El operativo, a cargo de la División Unidad de Investigación de Conductas Discriminatorias de la PFA, se llevó a cabo en el local 3 de la Galería Inmaculada Concepción, ubicada en Defensa 845. El comercio se llama Militaria J. B de Molay.

En el local de antigüedades había exhibidas para la venta al público cuatro cascos, cinco gorras, un birrete, cinco dagas, dos cuchillos, cinco hebillas, un lienzo y 53 medallas, “todas con simbología nazi, a saber cruz esvástica (algunas tapadas), cruz de hierro y águila imperial”, informó la PFA.

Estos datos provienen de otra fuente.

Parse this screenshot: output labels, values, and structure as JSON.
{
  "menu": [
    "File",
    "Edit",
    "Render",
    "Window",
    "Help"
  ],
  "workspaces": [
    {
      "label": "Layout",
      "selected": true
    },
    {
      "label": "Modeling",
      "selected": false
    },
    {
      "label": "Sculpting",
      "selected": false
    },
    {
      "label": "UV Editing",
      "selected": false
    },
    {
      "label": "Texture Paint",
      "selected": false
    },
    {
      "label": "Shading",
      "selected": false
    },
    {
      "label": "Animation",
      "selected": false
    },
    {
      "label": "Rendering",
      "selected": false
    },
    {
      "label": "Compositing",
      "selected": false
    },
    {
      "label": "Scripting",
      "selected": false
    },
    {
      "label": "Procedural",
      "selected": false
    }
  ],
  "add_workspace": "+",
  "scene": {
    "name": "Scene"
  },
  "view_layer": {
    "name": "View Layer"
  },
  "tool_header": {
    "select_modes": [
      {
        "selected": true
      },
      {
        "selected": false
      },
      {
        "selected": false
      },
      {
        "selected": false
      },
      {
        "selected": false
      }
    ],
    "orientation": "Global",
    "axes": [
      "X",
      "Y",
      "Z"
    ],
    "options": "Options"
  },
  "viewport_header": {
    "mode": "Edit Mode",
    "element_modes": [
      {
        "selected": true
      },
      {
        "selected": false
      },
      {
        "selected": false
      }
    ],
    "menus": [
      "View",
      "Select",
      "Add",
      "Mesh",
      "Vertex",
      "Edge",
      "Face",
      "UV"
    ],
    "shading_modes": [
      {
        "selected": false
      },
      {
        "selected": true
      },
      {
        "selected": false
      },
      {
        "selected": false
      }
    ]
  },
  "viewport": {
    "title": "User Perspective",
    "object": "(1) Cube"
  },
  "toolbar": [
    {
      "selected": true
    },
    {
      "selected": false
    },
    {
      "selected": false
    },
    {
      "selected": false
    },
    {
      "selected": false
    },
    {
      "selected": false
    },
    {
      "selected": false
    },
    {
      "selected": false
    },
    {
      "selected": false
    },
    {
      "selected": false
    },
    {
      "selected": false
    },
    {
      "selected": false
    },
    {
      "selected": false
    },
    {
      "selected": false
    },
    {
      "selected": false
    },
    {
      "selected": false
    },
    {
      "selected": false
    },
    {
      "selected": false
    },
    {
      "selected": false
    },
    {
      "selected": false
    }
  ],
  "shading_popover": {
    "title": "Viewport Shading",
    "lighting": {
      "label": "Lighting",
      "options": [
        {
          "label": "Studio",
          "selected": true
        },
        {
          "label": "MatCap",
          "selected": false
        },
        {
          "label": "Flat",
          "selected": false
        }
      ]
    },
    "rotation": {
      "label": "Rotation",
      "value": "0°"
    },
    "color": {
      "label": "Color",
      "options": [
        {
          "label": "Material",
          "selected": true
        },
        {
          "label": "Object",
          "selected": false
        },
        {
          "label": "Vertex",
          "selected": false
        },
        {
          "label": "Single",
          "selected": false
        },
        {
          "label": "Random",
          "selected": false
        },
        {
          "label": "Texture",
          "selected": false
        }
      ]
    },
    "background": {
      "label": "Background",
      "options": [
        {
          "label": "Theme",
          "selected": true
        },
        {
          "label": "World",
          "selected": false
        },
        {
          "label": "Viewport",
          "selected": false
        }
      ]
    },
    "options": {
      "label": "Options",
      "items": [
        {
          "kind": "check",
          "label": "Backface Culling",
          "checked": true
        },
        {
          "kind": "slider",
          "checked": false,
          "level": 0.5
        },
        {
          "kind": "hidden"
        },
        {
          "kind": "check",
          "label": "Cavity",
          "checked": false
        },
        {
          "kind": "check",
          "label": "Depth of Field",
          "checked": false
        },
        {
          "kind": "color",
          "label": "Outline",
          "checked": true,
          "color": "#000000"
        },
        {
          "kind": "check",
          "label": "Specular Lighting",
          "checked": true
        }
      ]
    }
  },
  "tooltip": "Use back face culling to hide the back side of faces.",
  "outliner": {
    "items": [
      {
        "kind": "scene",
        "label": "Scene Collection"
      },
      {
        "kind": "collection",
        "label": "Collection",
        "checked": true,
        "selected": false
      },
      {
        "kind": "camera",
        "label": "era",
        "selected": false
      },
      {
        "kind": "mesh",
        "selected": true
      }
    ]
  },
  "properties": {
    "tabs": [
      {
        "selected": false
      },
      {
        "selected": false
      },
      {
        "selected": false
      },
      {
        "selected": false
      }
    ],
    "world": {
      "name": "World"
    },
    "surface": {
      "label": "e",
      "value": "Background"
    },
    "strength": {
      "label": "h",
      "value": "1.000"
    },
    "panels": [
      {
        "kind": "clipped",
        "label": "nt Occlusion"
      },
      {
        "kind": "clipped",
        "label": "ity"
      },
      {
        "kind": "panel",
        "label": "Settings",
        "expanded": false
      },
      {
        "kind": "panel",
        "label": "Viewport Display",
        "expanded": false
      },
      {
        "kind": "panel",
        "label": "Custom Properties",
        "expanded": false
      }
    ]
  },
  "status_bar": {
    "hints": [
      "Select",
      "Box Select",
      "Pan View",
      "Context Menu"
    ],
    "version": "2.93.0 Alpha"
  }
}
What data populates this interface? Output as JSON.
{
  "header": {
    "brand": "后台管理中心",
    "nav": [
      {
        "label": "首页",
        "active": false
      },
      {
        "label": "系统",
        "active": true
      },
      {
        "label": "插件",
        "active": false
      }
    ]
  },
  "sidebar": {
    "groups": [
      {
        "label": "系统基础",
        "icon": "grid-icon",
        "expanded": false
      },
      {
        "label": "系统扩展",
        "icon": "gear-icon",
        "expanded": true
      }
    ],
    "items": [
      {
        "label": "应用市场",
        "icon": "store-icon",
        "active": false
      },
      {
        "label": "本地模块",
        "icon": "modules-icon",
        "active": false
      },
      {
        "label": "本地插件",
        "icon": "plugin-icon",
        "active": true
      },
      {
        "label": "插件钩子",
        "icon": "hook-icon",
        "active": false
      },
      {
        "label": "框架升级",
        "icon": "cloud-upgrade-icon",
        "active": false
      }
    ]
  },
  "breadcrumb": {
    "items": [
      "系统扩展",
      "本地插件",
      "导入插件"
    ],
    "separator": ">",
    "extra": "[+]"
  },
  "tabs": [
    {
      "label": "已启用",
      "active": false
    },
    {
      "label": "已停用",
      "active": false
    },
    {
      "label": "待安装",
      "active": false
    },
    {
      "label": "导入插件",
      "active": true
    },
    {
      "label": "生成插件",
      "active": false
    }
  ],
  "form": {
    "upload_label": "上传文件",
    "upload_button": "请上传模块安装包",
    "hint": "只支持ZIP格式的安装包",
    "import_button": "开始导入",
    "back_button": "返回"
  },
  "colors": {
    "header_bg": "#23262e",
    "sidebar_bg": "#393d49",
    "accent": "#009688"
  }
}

Aníbal Brunet, a cargo de la Fiscalía Penal, Contravencional y de Faltas Nro. 22 de la Ciudad, pidió que se secuestren todos los objetos constitutivos de delito; la identificación del propietario del lugar; la clausura del local; y que esa persona sea notificada para que se presente en calidad de imputado dentro de las 48 hs en sede de dicha Fiscalia.
Además del local en la galería de San Telmo, Militaria J. B de Molay tiene un sitio web donde tiene un catálogo con todos los productos, y algunos de ellos tiene los precios. Por ejemplo, un cortaplumas F. Herder cuesta USD190; una daga de “principios del siglo XX”, USD500; una bayoneta “de bomberos para tropa”, USD 380, y una del “ejército alemán”, USD300.

Si bien todavía no se sabe si los objetos son originales o réplicas, los precios a los que se comercializaban son similares a los que cuestan otras antigüedades en los Estados Unidos, que tiene un gran mercado de anticuarios.

En diálogo con Infobae, el presidente de la DAIA Ariel Cohen Sabban aseguró que “en cualquier hecho que afecte a la comunidad judía argentina, la DAIA se va a presentar como querellante ante la Justicia porque se siente víctima de un delito”.
Cohen Sabban se refiere al mismo motivo por el que la entidad comunitaria solicitó impulsar la investigación del caso del “tesoro nazi” hallado en Beccar. El camino judicial que buscará recorrer la DAIA consiste en acusar al dueño del comercio de violar la ley 23.592, que regula los actos discriminatorios, ya que poseer este tipo de objetos no constituye un delito en sí mismo.